Freud também identifica diferentes risos: o chiste e o cômico produzem uma gargalhada
(no cômico, proporcional ao efeito de furo no campo do Outro e, no Witz, privilégio do
terceiro), enquanto que o humor pode restringir-se a um sorriso discreto. O escritor Mark
Twain supõe que, se há diferença entre humor e chiste, esta diferença está na duração: o
chiste é como um relâmpago enquanto que o humor é luz elétrica.
Quanto ao processo de realização do Witz, Freud diferencia os inocentes dos
tendenciosos, aos quais nos limitaremos aqui. O propósito do chiste tendencioso é, a partir
da não-realização do ato agressivo, a obtenção de ganho de prazer (Lustgewinn) pela
realização desta tendência por outros meios. Freud se refere à tendência agressiva como
hostil (de agressividade, sátira ou defesa – há risos e risos) ou obscena (ou de
desnudamento – que não deixa de ser intenção de agressão sexual). O chiste não só realiza
tal tendência agressiva pelo significante, como produz ganho de prazer ou não será um
chiste e sim outra coisa, por exemplo, um ato falho.
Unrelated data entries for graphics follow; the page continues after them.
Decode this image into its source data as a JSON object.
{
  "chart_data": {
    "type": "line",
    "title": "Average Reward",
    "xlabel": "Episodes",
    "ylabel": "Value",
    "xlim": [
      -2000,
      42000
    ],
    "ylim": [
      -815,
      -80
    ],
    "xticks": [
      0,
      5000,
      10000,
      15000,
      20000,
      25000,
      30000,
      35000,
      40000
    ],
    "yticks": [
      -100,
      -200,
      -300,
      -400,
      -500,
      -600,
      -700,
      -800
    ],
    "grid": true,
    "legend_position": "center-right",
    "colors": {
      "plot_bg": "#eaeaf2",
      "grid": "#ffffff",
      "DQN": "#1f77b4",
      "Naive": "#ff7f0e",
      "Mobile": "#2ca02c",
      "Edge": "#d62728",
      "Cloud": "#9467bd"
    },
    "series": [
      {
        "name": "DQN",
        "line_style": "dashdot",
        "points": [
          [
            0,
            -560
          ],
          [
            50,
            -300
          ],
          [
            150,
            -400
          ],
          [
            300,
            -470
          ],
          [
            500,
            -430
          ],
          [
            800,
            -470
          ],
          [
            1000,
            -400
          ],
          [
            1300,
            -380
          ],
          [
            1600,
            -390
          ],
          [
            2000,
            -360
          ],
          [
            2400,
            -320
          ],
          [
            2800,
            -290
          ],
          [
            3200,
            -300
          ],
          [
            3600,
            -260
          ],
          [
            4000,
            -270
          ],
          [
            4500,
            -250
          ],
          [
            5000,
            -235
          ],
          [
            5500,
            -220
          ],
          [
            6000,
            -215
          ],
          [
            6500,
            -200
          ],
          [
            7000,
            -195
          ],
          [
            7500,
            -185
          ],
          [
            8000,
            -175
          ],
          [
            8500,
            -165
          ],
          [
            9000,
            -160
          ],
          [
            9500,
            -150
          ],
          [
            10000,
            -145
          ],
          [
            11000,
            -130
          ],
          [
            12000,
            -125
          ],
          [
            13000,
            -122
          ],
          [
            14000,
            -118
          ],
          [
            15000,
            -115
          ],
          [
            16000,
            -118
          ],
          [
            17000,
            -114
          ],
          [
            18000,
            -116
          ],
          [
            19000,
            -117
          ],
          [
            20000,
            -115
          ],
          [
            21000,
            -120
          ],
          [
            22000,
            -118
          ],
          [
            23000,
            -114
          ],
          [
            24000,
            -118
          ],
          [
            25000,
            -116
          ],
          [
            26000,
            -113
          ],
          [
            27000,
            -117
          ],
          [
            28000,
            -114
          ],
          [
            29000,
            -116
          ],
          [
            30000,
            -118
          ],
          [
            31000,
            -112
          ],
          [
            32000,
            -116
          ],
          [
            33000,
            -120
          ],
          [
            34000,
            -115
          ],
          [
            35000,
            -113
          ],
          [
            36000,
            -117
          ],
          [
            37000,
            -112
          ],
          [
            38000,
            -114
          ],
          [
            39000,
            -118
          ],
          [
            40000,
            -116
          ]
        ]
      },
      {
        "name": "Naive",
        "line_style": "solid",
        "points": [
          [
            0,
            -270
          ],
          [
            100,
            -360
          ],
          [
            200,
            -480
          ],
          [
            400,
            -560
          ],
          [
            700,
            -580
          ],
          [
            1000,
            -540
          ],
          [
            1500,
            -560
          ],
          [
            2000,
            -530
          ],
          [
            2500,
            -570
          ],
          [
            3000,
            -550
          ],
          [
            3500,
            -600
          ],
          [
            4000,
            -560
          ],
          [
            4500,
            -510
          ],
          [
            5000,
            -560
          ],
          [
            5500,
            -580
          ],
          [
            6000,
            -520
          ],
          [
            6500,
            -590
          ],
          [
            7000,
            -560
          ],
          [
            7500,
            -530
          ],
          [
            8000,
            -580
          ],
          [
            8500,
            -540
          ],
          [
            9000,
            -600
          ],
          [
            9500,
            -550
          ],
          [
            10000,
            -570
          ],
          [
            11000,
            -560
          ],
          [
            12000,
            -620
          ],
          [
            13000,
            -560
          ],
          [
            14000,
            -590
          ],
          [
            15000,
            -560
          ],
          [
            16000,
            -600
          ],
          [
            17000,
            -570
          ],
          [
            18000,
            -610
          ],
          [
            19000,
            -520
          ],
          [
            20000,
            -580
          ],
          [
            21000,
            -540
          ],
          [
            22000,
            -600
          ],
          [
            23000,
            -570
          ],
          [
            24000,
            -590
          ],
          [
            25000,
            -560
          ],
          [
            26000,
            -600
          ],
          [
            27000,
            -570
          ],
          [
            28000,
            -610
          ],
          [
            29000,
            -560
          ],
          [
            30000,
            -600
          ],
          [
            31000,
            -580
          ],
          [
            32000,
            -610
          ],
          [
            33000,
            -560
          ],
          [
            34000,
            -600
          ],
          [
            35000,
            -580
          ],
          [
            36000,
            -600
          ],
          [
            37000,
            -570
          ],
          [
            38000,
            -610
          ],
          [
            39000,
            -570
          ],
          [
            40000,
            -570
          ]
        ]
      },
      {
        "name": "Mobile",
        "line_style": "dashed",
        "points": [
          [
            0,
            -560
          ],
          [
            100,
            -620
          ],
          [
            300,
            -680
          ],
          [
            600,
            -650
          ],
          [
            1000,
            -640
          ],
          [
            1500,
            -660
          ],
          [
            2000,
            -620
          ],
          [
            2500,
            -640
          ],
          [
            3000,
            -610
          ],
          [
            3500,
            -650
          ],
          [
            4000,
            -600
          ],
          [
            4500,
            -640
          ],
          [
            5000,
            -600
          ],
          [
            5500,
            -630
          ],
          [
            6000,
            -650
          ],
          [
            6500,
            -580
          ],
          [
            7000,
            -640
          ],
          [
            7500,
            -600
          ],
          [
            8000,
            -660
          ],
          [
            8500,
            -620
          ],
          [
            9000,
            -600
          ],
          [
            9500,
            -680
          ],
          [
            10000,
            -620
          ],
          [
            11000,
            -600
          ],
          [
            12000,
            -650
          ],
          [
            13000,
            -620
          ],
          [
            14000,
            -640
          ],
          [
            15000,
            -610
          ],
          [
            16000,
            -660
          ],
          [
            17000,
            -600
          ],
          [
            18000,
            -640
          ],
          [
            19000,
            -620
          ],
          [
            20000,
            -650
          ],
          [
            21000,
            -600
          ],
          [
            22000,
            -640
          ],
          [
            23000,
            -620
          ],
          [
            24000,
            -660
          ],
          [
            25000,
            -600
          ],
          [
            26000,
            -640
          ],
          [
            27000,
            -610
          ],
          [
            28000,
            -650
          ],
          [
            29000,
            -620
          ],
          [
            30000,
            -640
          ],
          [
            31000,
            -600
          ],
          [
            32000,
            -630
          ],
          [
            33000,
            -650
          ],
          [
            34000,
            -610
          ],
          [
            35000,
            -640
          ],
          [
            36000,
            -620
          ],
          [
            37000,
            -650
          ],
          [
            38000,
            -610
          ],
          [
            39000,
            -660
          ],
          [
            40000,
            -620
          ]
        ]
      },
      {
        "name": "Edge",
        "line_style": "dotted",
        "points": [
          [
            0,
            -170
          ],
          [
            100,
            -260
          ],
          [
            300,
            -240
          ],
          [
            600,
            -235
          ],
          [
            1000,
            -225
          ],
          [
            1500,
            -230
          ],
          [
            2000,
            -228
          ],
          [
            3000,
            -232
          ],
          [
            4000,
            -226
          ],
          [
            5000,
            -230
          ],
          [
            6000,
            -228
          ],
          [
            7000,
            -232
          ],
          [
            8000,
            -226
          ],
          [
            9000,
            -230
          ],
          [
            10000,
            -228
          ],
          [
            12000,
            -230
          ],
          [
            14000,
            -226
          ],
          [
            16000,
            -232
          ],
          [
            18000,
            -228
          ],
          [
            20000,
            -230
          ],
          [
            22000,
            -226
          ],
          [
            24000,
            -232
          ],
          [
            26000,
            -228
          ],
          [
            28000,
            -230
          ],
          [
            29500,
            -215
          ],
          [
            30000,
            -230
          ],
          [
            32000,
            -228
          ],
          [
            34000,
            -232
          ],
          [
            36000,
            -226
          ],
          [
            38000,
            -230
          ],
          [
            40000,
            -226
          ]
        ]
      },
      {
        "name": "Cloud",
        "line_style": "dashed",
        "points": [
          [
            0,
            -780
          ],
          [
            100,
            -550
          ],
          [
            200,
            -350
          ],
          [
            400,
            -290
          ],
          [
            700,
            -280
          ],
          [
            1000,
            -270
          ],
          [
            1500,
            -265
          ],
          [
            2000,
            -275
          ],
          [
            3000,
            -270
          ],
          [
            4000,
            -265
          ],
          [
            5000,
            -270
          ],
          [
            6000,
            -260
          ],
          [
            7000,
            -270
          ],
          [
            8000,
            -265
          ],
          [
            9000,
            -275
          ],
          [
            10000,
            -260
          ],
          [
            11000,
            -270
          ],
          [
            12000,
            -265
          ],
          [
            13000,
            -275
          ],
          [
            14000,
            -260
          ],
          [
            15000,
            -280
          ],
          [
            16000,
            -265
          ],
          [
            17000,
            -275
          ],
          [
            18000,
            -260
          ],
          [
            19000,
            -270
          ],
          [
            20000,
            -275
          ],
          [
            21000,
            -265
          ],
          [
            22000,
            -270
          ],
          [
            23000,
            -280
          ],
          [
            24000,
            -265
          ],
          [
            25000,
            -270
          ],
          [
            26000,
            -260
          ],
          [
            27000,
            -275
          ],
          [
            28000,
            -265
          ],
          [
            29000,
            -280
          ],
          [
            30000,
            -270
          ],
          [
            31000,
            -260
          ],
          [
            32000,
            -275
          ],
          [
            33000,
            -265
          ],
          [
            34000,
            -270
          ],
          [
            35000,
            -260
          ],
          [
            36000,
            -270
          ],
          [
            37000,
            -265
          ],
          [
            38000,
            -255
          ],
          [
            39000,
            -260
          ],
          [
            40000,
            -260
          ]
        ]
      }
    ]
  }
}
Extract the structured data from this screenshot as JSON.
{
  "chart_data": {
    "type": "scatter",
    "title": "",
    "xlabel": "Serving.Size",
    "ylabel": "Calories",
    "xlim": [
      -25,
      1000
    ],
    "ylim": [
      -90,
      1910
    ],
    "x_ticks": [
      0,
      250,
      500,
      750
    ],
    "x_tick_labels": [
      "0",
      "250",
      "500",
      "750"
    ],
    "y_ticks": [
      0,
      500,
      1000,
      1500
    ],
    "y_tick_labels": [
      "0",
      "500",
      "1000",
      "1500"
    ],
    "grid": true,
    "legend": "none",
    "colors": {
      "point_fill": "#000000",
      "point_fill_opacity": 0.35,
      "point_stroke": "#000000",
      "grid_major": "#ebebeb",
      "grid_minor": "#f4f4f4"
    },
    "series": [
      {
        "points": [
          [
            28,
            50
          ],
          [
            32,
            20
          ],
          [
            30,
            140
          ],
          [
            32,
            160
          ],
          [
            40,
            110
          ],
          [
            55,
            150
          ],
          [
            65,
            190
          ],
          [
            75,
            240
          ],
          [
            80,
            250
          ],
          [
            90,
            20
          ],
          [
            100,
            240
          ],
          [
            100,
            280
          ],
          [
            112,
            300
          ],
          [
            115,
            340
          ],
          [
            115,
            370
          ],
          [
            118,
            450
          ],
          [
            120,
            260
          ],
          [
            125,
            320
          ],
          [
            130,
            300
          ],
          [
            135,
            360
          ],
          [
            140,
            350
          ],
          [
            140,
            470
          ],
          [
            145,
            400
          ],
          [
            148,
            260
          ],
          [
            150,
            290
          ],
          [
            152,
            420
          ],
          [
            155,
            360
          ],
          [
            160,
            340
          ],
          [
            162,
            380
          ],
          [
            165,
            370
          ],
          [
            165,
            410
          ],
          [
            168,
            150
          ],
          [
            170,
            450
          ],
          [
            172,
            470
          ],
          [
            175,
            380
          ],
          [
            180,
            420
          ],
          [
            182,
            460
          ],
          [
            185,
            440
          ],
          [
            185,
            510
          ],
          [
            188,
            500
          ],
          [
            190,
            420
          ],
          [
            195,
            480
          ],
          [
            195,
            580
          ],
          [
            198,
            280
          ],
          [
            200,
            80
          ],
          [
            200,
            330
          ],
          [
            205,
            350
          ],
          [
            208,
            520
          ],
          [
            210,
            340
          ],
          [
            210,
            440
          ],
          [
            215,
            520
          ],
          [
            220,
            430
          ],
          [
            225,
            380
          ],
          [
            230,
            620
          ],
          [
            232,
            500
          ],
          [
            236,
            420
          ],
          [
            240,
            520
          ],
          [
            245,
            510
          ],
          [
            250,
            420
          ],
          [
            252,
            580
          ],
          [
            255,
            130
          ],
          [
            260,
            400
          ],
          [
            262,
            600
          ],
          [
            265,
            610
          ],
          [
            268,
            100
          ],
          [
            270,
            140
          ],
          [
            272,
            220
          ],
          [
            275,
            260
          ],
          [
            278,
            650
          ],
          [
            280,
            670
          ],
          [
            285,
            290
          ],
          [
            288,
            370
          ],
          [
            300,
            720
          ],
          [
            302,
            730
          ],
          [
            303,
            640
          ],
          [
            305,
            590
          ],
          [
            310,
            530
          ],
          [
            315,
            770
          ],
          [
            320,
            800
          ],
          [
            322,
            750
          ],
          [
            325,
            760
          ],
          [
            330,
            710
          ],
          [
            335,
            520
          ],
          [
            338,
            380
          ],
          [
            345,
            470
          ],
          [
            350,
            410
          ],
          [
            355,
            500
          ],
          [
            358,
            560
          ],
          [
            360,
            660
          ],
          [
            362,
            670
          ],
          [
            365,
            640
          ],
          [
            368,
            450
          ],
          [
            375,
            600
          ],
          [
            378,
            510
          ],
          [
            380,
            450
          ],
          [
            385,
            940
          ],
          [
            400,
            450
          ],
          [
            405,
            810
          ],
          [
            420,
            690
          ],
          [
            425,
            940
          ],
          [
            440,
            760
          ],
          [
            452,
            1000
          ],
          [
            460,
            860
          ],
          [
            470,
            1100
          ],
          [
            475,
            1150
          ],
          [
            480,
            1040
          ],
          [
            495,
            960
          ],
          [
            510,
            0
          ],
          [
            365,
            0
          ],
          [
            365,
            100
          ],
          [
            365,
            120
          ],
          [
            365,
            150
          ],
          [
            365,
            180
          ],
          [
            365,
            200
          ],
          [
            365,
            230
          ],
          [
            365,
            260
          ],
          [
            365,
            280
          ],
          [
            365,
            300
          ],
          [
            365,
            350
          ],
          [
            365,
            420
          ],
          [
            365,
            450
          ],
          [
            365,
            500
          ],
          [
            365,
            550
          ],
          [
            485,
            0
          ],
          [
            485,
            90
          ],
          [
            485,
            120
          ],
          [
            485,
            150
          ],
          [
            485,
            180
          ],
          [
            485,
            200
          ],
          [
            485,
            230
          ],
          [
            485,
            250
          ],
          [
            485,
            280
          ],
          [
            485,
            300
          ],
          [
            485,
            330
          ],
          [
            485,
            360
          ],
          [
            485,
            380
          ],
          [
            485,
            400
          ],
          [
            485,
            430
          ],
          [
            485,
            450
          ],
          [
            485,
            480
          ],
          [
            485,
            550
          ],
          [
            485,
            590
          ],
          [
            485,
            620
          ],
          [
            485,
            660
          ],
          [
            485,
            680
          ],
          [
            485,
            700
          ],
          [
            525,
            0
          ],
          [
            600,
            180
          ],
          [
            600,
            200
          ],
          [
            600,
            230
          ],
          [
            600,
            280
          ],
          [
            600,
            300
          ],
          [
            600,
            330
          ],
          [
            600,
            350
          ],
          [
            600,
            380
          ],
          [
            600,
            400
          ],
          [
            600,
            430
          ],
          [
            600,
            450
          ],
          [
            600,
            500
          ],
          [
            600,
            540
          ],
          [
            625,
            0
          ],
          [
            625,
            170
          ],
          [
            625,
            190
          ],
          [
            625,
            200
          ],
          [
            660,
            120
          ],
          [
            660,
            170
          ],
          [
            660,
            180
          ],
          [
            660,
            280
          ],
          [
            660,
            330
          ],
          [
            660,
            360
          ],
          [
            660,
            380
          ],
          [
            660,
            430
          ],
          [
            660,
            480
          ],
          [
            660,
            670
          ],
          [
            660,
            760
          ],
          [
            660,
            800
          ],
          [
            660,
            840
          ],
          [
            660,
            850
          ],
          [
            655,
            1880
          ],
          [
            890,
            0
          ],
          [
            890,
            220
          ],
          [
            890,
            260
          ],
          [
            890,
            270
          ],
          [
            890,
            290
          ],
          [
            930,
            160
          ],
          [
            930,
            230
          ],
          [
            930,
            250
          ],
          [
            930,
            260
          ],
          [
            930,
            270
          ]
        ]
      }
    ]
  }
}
Tal ganho de prazer é reeditado pela
necessidade daquele que produziu o chiste de transmiti-lo, fazendo laço social: além
daquele que o produz, deve haver um outro que é tomado como objeto da agressividade e
um terceiro no qual se cumpre a intenção do Witz de produzir ganho de prazer
(Lustgewinn).
Eduardo Vidal, em seu seminário de 2004, nota que o Lustgewinn, antecedente do objeto
‘a’ causa de desejo em sua função de coinçage, é o que faz a falta no princípio de prazer, o
que não é aí contabilizado, é o mais-de-gozar – plus-de-jouir, em que o plus remete tanto a
uma renúncia, a uma perda, quanto a algo a mais, a um deslizamento sustentado no objeto
‘a’ causa de desejo na medida em que o Lustgewinn é o propósito (aquilo que impulsiona
ao trabalho do chiste) e também seu ganho, seu efeito, efeito a posteriori (Nachträglich). O
termo em alemão para perda é Verlust: Lust significa prazer e o prefixo Ver é aquele
encontrado na Verneinung e nos operadores estruturais.

Bibliografia:

FREUD, S. “Os chistes e sua relação com o inconsciente” in Obras


Completas, vol. VIII, Rio de Janeiro, Imago Editora, 1996.

_______ "O Humor" in Obras Completas, vol. XXI, Rio de Janeiro, Imago
Editora, 1996.

TWAIN, Mark
Disponível em: http://www.great-quotes.com/quote/42203.
Acesso em 27/10/2010.

VIDAL, Eduardo A. Seminário Do “ser” do sujeito e do gozo. 1º. Semestre


2004. Lições de 11, 18 e 25 de Março.